A map without an accuracy assessment is just a nice picture (Caetano, 2011). Accuracy assessment is an integral part of image classification (Foody, 2002). When an image has been classified, it is necessary to assess whether or not it truly represents reality. One way to assess the accuracy of the classes is by using error matrix to compare a number of sampled classes against a reference data. As mentioned before, for this particular project, we are using Google Maps as our reference data. The error matrices for the two final maps, respectively the map of the November 2002 and the map of July 2009, are as below:

Tab 3. The error matrix for the map of November 2002.

As the matrix shows, the total accuracy of the 2002 November´s map resulted as 74.7 %

It has to be highlighted the high user accuracy in the urban class. However the producer accuracy in the urban class was quite low. This happened because some soil areas were classified as urban. The best producer accuracy was found on vegetation and water classes. In general, the user and the producer accuracies had quite big differences among different classes, varying from 28% up to 100%.

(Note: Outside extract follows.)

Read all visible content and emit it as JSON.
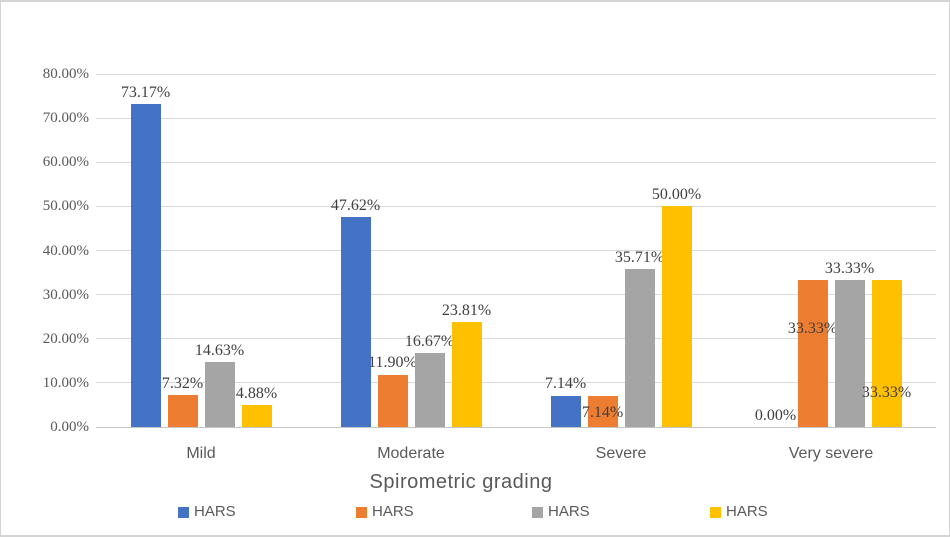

The error matrix of the map of July 2009 is shown in the Tab 4 below:

Tab 4. The error matrix for the map of July 2002

As the matrix shows, the total accuracy of the 2002 November´s map resulted as 71.4 %

The overall accuracy of the map of July 2009 was similar to the November 2002 map. However, in contrast to the November’s map, the user and the producer accuracies of different classes were more close to each other in this map, varying from 50% up to 100%.

One of the reason for this type of accuracy was the illumination geometry which combined with a mountainous terrain creates difficulties to identify and classify areas under shadows. In the map of November 2002, the sun altitude angle was estimated to be between 20 and 25 degree, thus varying greatly the illumination quantity among different areas on earth surface.

The size of the area is also another factor that influences the classification accuracy. The bigger the area is, the more samples are needed and the more diversified are the features.

And finally, the accuracy is dependant strongly on the expertise and experience needed to chose the training samples during the supervised classification.

Conclusion

Performing image classification on satellite images that cover large areas require thorough analysis and assessment. We recognized that the number of samples collected for the supervised classification in our project was not enough to be representative of various land cover types that exist in such extensive areas. Hence, our map may gave wrong impression of the study area. To better improve the accuracy of the classification, more samples will need to be taken. In addition to that, different band compositions, band ratio and principal component analysis need to be considered in order to allow us explore better visualization and discrimination of different land cover types. Finally, time is of essence in such project. With more time, more techniques can be explored to better improve image quality, more samples can be drawn, various algorithms can be explored, and accuracy can be improved.

References

ArcGIS 10 Desktop Help, Majority Filter (Spatial Analyst). Accessed on 21/11/2011 Caetano, Mario, 2011, Class lectures on Remote Sensing. Canadian Center for Remote Sensing, (undated), Fundamental of Remote Sensing. Foody, G.M. (2002). Status of Land cover classification accuracy assessment. Remote Sensing of Environment, 80, 185 – 201. Keer, Jeremy T., Cihlar, Josef, 2003, Land use and cover with intensity of agriculture for Canada from satellite and census data. Canada Centre for Remote Sensing, Natural Resources Canada, 588 Booth Street, Ottawa, Ontario, Canada K1A 0Y7. Mohan, Madan, 2005, Urban Land Cover/Land Use Change Detection in National Capital Region (NCR) Delhi: A Study of Faridabad District.